Sunday, July 25, 2010

Pregnancy, Supernovas, and Etch-A-Sketches

First, a clarification involving the title of this blog probably needs to be made.
NO, I am NOT pregnant.
You will understand that part as we go on.
This morning, I went to Piney Grove UMC for church because it was the Brooke's last day there, and I would feel horrible if I didn't get to say goodbye.
While I was there, I got to hear one of the best sermons I think I've ever heard.
I never needed to hear something that much, so thank you Jacob! (=
The title was You Complete Me, and he talked about how we can't be made whole without having God and His Spirit living within us.
He talked about how the Holy Spirit taking root and growing in us is like pregnancy.
I'm not even going to try to explain what he meant by that.
It made sense to me, but I have a strong feeling like I would totally misconstrue the point he was making.
Same with the supernova.
But, the etch-a-sketch analogy was the one I totally understood, and I think I can explain that one.
God doesn't hold our mistakes against us.
He lets us shake the mistake away and have a fresh start, like how you can shake an etch-a-sketch and start over again.
I have a bad habit of holding onto every little thing I do wrong.
I never forgive myself.
And, I'm learning and growing and trying to move past that.
Because, all that's done for me is make things MUCH harder for me.
And, it's not worth it.
I'm letting God rain down His mercy and forgiveness, and I'm learning to forgive myself.

-Kati

Saturday, July 24, 2010

Beautiful Disaster

Uhm...I suck at updating, guys.
I apologize a lot for that up front.
I just got home from my cruise and went straight into drill week with band.
But, it was PHENOMENAL!!!!!!
It taught me A LOT about life, God, and myself.
As I looked out over the ocean (which I did quite often), I saw the vastness of God.
It made it that much harder to understand how the Creator of all the wonderful things I saw and experienced could desire a close relationship with me.
I tend to fight against that love, because I never feel worthy of it.
Which is true; no matter how hard I try I'll never be worthy of His amazing love.
To Him, though, that doesn't matter.
He looks past my flaws and works in my life in so many awesome ways.
I felt like, even though I didn't really try, I drew closer in Him and gained a deeper understanding of Him.
We were talking in youth Wednesday about how, while we may be living for Christ 100%, bad stuff still happens in our lives.
We often turn against Him at the first sign of struggle or trial.
I've been very guilty of that many times.
I'm learning that I'll never understand why bad things happen to us as Christians.
That's where faith comes in.
We have to trust that God will be there to pick us up when we can't stand on our own.
Trusting God is my biggest difficulty.
I can never seem to let God control my life.
However, I know He has AMAZING plans for my life.
They are so much better than anything I could ever come up with on my own.
He ALONE knows what's best for our lives.

-Kati

Monday, July 5, 2010

Imperfection

One thing you might notice about my blog titles is that they tend to be the titles of songs I enjoy at the moment of posting.

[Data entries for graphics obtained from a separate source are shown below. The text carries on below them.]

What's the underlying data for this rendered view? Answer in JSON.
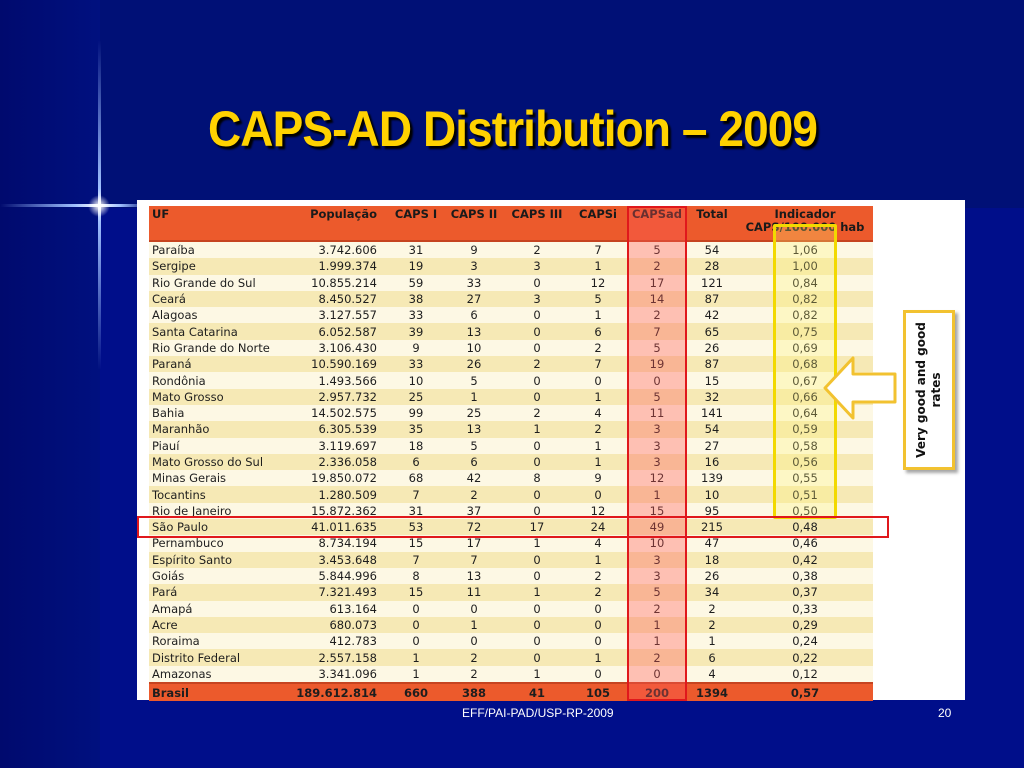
{
  "slide": {
    "title": "CAPS-AD Distribution – 2009",
    "footer": "EFF/PAI-PAD/USP-RP-2009",
    "page_number": "20",
    "callout": "Very good and good rates"
  },
  "colors": {
    "background": "#000e8a",
    "title": "#ffd200",
    "header_fill": "#ec5a2c",
    "row_light": "#fdf8e4",
    "row_dark": "#f6e9b5",
    "highlight_red": "#e0181c",
    "highlight_yellow": "#f2d900"
  },
  "table": {
    "headers": [
      "UF",
      "População",
      "CAPS I",
      "CAPS II",
      "CAPS III",
      "CAPSi",
      "CAPSad",
      "Total",
      "Indicador CAPS/100.000 hab"
    ],
    "rows": [
      [
        "Paraíba",
        "3.742.606",
        "31",
        "9",
        "2",
        "7",
        "5",
        "54",
        "1,06"
      ],
      [
        "Sergipe",
        "1.999.374",
        "19",
        "3",
        "3",
        "1",
        "2",
        "28",
        "1,00"
      ],
      [
        "Rio Grande do Sul",
        "10.855.214",
        "59",
        "33",
        "0",
        "12",
        "17",
        "121",
        "0,84"
      ],
      [
        "Ceará",
        "8.450.527",
        "38",
        "27",
        "3",
        "5",
        "14",
        "87",
        "0,82"
      ],
      [
        "Alagoas",
        "3.127.557",
        "33",
        "6",
        "0",
        "1",
        "2",
        "42",
        "0,82"
      ],
      [
        "Santa Catarina",
        "6.052.587",
        "39",
        "13",
        "0",
        "6",
        "7",
        "65",
        "0,75"
      ],
      [
        "Rio Grande do Norte",
        "3.106.430",
        "9",
        "10",
        "0",
        "2",
        "5",
        "26",
        "0,69"
      ],
      [
        "Paraná",
        "10.590.169",
        "33",
        "26",
        "2",
        "7",
        "19",
        "87",
        "0,68"
      ],
      [
        "Rondônia",
        "1.493.566",
        "10",
        "5",
        "0",
        "0",
        "0",
        "15",
        "0,67"
      ],
      [
        "Mato Grosso",
        "2.957.732",
        "25",
        "1",
        "0",
        "1",
        "5",
        "32",
        "0,66"
      ],
      [
        "Bahia",
        "14.502.575",
        "99",
        "25",
        "2",
        "4",
        "11",
        "141",
        "0,64"
      ],
      [
        "Maranhão",
        "6.305.539",
        "35",
        "13",
        "1",
        "2",
        "3",
        "54",
        "0,59"
      ],
      [
        "Piauí",
        "3.119.697",
        "18",
        "5",
        "0",
        "1",
        "3",
        "27",
        "0,58"
      ],
      [
        "Mato Grosso do Sul",
        "2.336.058",
        "6",
        "6",
        "0",
        "1",
        "3",
        "16",
        "0,56"
      ],
      [
        "Minas Gerais",
        "19.850.072",
        "68",
        "42",
        "8",
        "9",
        "12",
        "139",
        "0,55"
      ],
      [
        "Tocantins",
        "1.280.509",
        "7",
        "2",
        "0",
        "0",
        "1",
        "10",
        "0,51"
      ],
      [
        "Rio de Janeiro",
        "15.872.362",
        "31",
        "37",
        "0",
        "12",
        "15",
        "95",
        "0,50"
      ],
      [
        "São Paulo",
        "41.011.635",
        "53",
        "72",
        "17",
        "24",
        "49",
        "215",
        "0,48"
      ],
      [
        "Pernambuco",
        "8.734.194",
        "15",
        "17",
        "1",
        "4",
        "10",
        "47",
        "0,46"
      ],
      [
        "Espírito Santo",
        "3.453.648",
        "7",
        "7",
        "0",
        "1",
        "3",
        "18",
        "0,42"
      ],
      [
        "Goiás",
        "5.844.996",
        "8",
        "13",
        "0",
        "2",
        "3",
        "26",
        "0,38"
      ],
      [
        "Pará",
        "7.321.493",
        "15",
        "11",
        "1",
        "2",
        "5",
        "34",
        "0,37"
      ],
      [
        "Amapá",
        "613.164",
        "0",
        "0",
        "0",
        "0",
        "2",
        "2",
        "0,33"
      ],
      [
        "Acre",
        "680.073",
        "0",
        "1",
        "0",
        "0",
        "1",
        "2",
        "0,29"
      ],
      [
        "Roraima",
        "412.783",
        "0",
        "0",
        "0",
        "0",
        "1",
        "1",
        "0,24"
      ],
      [
        "Distrito Federal",
        "2.557.158",
        "1",
        "2",
        "0",
        "1",
        "2",
        "6",
        "0,22"
      ],
      [
        "Amazonas",
        "3.341.096",
        "1",
        "2",
        "1",
        "0",
        "0",
        "4",
        "0,12"
      ]
    ],
    "total": [
      "Brasil",
      "189.612.814",
      "660",
      "388",
      "41",
      "105",
      "200",
      "1394",
      "0,57"
    ],
    "highlighted_row": "São Paulo",
    "highlighted_column": "CAPSad",
    "highlighted_indicator_through": "Rio de Janeiro"
  }
}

Today, the song is Imperfection by Skillet.
I've fallen in love with some of their older stuff, especially the Collide album.
The thing about this song that makes me love it is that I tend to be guilty of not seeing myself as the beautiful creation that God intended for me to be.
I drown out my good qualities in my imperfections.
But, imperfections are what gives us a story to tell.
My imperfections are what usually inspires me to blog.
If I were perfect, this blog would probably not exist, or at the least not be interesting.
My imperfections are what makes you and I beautiful.
It's the amazing thing about being human.
The amazing thing about being a Christian, because God overlooks our uncountable flaws and loves us just as we are.
That's such a beautiful thing.
So, I may not be a stick thin Barbie doll.
I really don't want to be.
I am really insecure a lot of the times.
It tends to hurt me in the end.
I'm learning to accept me for me.
For who I'm supposed to be.
We're all beautiful.
I'm done begging God to change me in order to fit into the stereotypes of this world.

With All the Love,
Kati

Saturday, July 3, 2010

The Blog Begins...again.

Hey!
I'm Kati, and this is my blog.
I decided to start over with a new blog and maybe I can do better updating this one.
This blog is going to be a story of my life.
It'll be real and honest.
I'm a little scared to try this again.
But, no one said doing what God's called you to do would ever be easy.